Das Homeoffice ist keine Erfindung der Neuzeit
Das Coronavirus und seine pandemischen Schrecken und Folgen haben viele Innovationen hervorgebracht, nicht nur in der Medizin und im Handel, sondern auch im sozialen Zusammenleben der Menschen und vor allem in der Organisation von Berufstätigkeit und Geldverdienen im Arbeitsprozess. Als Nebenerscheinung der Moderne taucht plötzlich auch das Homeoffice auf. Kein Ereignis außer der Pandemie selbst und ihrer länderspezifischen Wellen und Verläufen und den politischen Reaktionsmustern darauf wurde so debattiert wie diese neue Form des Arbeitsplatzes in den eigenen vier Wänden. Jedem Werktätigen sind inzwischen Zoom, Videokonferenzen, Slack, Facetime und Teams bekannt.
Inzwischen wurde die erzwungene Ausnahmelösung der Arbeit zu Hause oder von zu Hause für viele Werktätige zur angenehmen Gewohnheit. Für die betroffenen Arbeitnehmer vielfach ein Akt der Selbstbefreiung von starren Arbeitszeiten und -regeln, ein Akt der Selbstverwirklichung. Mehr freie Zeit für sich selbst und die Familie durch Entfall täglicher teils quälend langer Pendelei zwischen Wohnung und Arbeitsplatz. Und dazu noch die Kostenersparnis für die entfallenden Fahrten. Für die betroffenen Arbeitgeber hingegen überwiegend ein Quell des Unbehagens über den Verlust der unmittelbaren Kontrolle über Arbeitseinsatz und -tätigkeit und der Produktivität ihrer Mitarbeiter.
Plötzlich steht die Frage im Raum, ob der Heimarbeitsplatz die Arbeitsform der Zukunft sein könnte. Ist der ständige Arbeitsplatz im Homeoffice in einer Gesellschaft, in der Mobilität in jeglicher Ausprägung zum Standardmerkmal geworden ist, überhaupt durchhaltbar? Ist das die Zukunft? Scheinbar ja, denn nach Umfragen will nur ein Drittel zurück ins Büro. Also Bürohaus und Groß-Kanzlei ade? In der Öffentlichkeit wird heftig diskutiert.

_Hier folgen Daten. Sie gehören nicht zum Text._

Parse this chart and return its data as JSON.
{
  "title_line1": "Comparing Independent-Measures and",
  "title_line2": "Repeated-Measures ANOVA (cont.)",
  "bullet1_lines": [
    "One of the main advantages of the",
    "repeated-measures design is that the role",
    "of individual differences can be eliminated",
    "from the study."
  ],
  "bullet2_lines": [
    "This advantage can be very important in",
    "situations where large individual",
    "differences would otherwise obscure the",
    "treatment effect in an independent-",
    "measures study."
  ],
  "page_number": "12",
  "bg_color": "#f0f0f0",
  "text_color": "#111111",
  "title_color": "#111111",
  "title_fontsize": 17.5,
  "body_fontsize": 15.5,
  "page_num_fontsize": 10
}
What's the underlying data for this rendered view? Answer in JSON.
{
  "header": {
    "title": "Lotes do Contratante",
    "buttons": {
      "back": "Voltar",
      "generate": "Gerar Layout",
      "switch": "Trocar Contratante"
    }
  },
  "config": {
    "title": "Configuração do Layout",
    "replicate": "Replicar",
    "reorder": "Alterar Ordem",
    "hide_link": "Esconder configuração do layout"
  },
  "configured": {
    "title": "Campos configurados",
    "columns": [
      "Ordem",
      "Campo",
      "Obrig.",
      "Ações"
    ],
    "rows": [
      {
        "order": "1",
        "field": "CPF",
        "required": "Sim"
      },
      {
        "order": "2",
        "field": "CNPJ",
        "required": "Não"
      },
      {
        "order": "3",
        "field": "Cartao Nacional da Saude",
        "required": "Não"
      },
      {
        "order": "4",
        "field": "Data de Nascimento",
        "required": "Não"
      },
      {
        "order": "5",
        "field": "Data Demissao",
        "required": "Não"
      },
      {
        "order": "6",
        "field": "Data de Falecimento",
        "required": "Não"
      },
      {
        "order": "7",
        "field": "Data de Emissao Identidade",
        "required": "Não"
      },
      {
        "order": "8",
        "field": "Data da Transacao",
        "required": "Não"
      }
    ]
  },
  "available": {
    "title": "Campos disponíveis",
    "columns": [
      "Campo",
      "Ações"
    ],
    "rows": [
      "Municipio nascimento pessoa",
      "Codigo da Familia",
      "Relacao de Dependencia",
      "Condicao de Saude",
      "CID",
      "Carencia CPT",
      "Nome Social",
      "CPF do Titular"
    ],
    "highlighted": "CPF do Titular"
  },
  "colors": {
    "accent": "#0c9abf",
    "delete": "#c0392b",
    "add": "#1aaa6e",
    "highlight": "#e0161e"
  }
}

Vor lauter Debatten über die Verlagerung des Arbeitsplatzes vom Büro nach Hause in die eigenen vier Wände drängte sich der Eindruck auf, der Arbeitsplatz zu Hause sei eine Erfindung des 21. Jahrhunderts. Weit gefehlt! Über Jahrhunderte war es die Norm, seinen Lebensunterhalt in Heimarbeit zu Hause am Küchentisch, als Handwerker in der Werkstatt im Hause oder auf dem Hof in engem Kontakt zum lieben Vieh zu verdienen. Das Vieh im Stall, die Wohnräume der Wärme wegen, nebenan oder darüber. Das tägliche Pendeln für das Gros der „Werktätigen“ ist eine Erfindung der Industrialisierung und der zunehmenden Arbeitsteilung in der gesamten Wertschöpfungskette.
Das Arbeiten von zu Hause aus, das Geldverdienen am Küchentisch und in der Wohnstube, ist also keineswegs eine Erfindung der Neuzeit, sondern Teil der Zivilisationsgeschichte. Ein Blick in die Geschichte lehrt, dass seit der Antike bis zum Beginn der Industrialisierung das Arbeiten zu Hause das Normale war, dass es zum Heim-Arbeitsplatz überhaupt keine Alternative gab. Jeder Handwerker und Bauer hatte seine Werkstatt und seinen Stall im Haus, jeder Händler bot seine Waren in Haus oder auf dem nahe gelegenen Markt an. Das war so üblich.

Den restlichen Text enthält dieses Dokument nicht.